Mum's Upset After Son With Birthmark On His Face Rejected By Beauty Contest

17/04/2011 18:47 | Updated 22 May 2015

A mother has spoken of her fury after her son was rejected from a beauty contest run by fashion retailer Next - because judges mistook her son's birth mark for make-up.

Sinead Soan, 28, entered 15-month-old Christopher in the Next Baby Boutique Model Competition and submitted a photo that showed the purple mark on his face.

But she was stunned to receive a reply from the high street chain saying her entry would not be considered. It read: 'Unfortunately, there's a problem with the picture you uploaded as we can't include babies wearing make-up or face-paint.'

The mother-of-four complained to the company, explaining that Christopher has a purple birth mark stretching across the left side of his face, down to his chest.

She said: 'When I read their message, I was quite upset by it. I couldn't believe they would actually think it was make up.

Obviously Christopher is my baby and I think he's adorable, but it's fair to say the birth mark has been a sensitive issue.

'People do comment on it and stare at him. Just after he was born, the cleaner at the hospital looked at him and exclaimed, "Oh, that's unsightly".

'I do worry about how he will feel about it as he gets older and I hoped winning a competition like this would show him just how gorgeous he is.

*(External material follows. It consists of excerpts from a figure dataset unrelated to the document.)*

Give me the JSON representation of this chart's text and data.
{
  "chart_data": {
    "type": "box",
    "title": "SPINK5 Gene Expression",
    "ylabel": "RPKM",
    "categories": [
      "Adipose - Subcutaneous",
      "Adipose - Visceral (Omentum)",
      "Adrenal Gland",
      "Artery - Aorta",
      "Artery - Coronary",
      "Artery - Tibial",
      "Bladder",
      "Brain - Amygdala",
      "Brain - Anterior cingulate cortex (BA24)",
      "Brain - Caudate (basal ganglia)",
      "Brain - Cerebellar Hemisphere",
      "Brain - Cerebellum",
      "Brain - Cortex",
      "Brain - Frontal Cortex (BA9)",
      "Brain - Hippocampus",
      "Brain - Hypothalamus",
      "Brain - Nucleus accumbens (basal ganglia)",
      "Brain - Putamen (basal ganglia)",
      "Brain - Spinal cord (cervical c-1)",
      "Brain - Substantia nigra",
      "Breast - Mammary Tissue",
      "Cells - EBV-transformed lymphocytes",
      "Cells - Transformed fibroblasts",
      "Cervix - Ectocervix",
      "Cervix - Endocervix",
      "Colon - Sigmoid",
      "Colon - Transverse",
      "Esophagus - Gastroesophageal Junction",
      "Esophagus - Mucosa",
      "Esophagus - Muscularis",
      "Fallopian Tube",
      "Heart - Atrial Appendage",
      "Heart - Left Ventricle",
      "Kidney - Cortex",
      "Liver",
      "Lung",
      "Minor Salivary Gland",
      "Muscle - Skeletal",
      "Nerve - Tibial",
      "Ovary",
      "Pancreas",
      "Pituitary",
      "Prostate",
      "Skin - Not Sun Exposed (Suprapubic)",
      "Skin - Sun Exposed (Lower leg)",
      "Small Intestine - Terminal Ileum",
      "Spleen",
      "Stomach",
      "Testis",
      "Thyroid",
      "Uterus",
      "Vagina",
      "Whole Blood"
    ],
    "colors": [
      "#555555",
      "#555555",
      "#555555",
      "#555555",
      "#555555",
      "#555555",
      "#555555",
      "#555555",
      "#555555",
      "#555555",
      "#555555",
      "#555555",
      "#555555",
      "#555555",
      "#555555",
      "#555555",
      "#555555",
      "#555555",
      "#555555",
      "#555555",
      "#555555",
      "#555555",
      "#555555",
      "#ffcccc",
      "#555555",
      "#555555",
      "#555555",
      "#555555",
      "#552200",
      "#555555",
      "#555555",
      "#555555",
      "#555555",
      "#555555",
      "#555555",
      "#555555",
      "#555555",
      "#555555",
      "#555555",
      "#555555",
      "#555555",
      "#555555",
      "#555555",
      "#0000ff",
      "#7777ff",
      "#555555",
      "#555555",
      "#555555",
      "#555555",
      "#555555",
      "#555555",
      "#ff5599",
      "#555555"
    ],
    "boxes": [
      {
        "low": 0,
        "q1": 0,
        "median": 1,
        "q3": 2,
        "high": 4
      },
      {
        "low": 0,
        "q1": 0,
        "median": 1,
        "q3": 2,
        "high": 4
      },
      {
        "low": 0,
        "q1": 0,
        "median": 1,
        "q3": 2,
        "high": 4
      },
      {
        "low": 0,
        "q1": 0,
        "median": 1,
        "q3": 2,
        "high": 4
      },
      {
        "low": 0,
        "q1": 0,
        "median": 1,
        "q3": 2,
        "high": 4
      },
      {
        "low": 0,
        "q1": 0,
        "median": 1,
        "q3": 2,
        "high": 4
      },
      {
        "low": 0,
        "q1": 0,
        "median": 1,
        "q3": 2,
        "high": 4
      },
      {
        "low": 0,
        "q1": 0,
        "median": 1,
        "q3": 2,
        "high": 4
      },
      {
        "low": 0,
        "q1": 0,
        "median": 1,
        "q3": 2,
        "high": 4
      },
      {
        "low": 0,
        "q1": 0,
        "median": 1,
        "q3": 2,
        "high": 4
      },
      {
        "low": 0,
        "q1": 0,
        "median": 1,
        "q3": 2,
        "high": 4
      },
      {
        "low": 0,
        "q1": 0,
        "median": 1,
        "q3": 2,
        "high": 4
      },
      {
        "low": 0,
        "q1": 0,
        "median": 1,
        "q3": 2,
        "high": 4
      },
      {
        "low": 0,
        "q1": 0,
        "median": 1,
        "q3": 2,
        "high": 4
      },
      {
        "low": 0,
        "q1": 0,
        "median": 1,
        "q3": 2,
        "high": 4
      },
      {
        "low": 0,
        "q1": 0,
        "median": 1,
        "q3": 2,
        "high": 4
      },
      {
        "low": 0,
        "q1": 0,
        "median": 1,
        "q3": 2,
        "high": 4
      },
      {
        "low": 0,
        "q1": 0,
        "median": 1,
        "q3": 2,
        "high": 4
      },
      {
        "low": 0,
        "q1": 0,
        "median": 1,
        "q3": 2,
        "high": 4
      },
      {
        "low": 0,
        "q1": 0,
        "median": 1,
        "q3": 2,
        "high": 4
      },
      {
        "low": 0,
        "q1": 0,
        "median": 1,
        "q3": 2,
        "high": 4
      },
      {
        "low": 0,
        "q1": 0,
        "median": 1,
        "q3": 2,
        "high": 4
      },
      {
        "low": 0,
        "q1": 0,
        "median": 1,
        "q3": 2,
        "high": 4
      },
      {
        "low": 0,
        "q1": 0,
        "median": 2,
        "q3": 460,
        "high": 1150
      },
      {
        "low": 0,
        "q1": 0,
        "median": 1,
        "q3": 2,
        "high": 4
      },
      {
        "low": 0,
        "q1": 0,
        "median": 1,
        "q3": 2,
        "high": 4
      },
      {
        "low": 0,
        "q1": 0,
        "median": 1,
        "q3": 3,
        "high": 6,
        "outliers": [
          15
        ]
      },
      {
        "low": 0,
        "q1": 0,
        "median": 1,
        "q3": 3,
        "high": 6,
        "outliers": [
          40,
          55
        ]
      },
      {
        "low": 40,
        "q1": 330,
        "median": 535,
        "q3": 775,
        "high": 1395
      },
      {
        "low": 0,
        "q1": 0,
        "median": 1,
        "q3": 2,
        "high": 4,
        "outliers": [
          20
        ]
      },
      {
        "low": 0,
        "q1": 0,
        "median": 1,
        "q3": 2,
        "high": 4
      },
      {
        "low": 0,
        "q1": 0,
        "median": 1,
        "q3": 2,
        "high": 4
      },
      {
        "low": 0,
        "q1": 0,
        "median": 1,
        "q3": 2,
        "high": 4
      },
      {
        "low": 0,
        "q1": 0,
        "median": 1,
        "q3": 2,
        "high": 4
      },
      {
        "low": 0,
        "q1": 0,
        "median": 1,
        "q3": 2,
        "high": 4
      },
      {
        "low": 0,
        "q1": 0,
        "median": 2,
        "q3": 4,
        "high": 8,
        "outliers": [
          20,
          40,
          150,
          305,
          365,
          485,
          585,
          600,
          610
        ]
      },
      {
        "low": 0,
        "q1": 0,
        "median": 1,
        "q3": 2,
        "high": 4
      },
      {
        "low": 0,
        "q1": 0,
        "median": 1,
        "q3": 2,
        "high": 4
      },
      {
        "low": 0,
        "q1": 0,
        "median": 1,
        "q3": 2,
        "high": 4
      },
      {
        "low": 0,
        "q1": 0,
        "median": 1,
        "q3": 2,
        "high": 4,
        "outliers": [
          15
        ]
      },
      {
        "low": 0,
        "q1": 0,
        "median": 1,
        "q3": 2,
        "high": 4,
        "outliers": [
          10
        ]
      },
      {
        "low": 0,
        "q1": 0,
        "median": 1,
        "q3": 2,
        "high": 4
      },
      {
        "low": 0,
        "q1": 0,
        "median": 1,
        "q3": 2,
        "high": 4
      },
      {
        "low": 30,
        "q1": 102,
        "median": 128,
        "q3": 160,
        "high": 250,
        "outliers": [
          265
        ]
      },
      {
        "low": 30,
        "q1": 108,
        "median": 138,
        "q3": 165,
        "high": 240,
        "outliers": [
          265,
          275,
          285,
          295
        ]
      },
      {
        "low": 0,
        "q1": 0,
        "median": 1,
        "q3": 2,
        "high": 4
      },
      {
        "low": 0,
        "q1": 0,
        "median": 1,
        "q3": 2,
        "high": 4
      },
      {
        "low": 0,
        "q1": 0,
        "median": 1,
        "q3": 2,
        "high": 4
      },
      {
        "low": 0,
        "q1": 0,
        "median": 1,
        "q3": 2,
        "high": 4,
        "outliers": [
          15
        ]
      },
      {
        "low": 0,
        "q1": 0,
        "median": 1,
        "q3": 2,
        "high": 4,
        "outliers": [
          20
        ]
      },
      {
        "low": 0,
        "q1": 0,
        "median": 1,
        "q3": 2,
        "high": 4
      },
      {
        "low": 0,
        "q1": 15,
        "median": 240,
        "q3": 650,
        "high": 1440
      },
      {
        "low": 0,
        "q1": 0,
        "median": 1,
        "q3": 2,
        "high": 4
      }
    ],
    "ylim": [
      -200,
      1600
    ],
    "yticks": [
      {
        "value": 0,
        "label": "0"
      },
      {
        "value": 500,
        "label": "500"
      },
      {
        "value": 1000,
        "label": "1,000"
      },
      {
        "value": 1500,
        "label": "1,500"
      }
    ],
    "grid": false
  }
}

'I sent an email back straight away, telling them I found their message extremely offensive and that my son was not wearing make up or face paint in his photograph. It's just so ridiculous. It's obvious to anyone that this is a birthmark - I don't know any parents that would put purple make-up on their baby's face like this.'

In her angry reply to the company, Miss Soan, whose three older children are aged from two to eight years old, wrote: '[Christopher] actually has a facial birthmark which he was born with. I think it's pretty clear as to what it is.

After receiving her complaint, Next reinstated the picture - one of 27,000 entered in the competition.

A spokeswoman for Next said: 'This was an absolute, genuine human error. We have had an unprecedented response to the competition, with a very small team of moderators checking more than 27,000 pictures since it opened last Friday.

'As soon as we received the message pointing out the mistake, we apologised and reinstated the picture immediately.'

The company also sent a written apology to Miss Soan, stating: 'There's absolutely no doubt that an individual working for us on the competition's moderation process made a dreadful mistake, causing your initial entry to be rejected. To emphasise how seriously we're taking the matter, we will be addressing this with the member of staff who allowed this lapse in the high standards of care upheld by Next. Our apologies have been sincere - we are genuinely horrified at the mistake, not least because it caused you great distress.'

The winning babies will be featured in photoshoots with Next and Prima Baby magazine, and will receive a year's contract with Urban Angels modelling agency and 500 pounds in Next vouchers.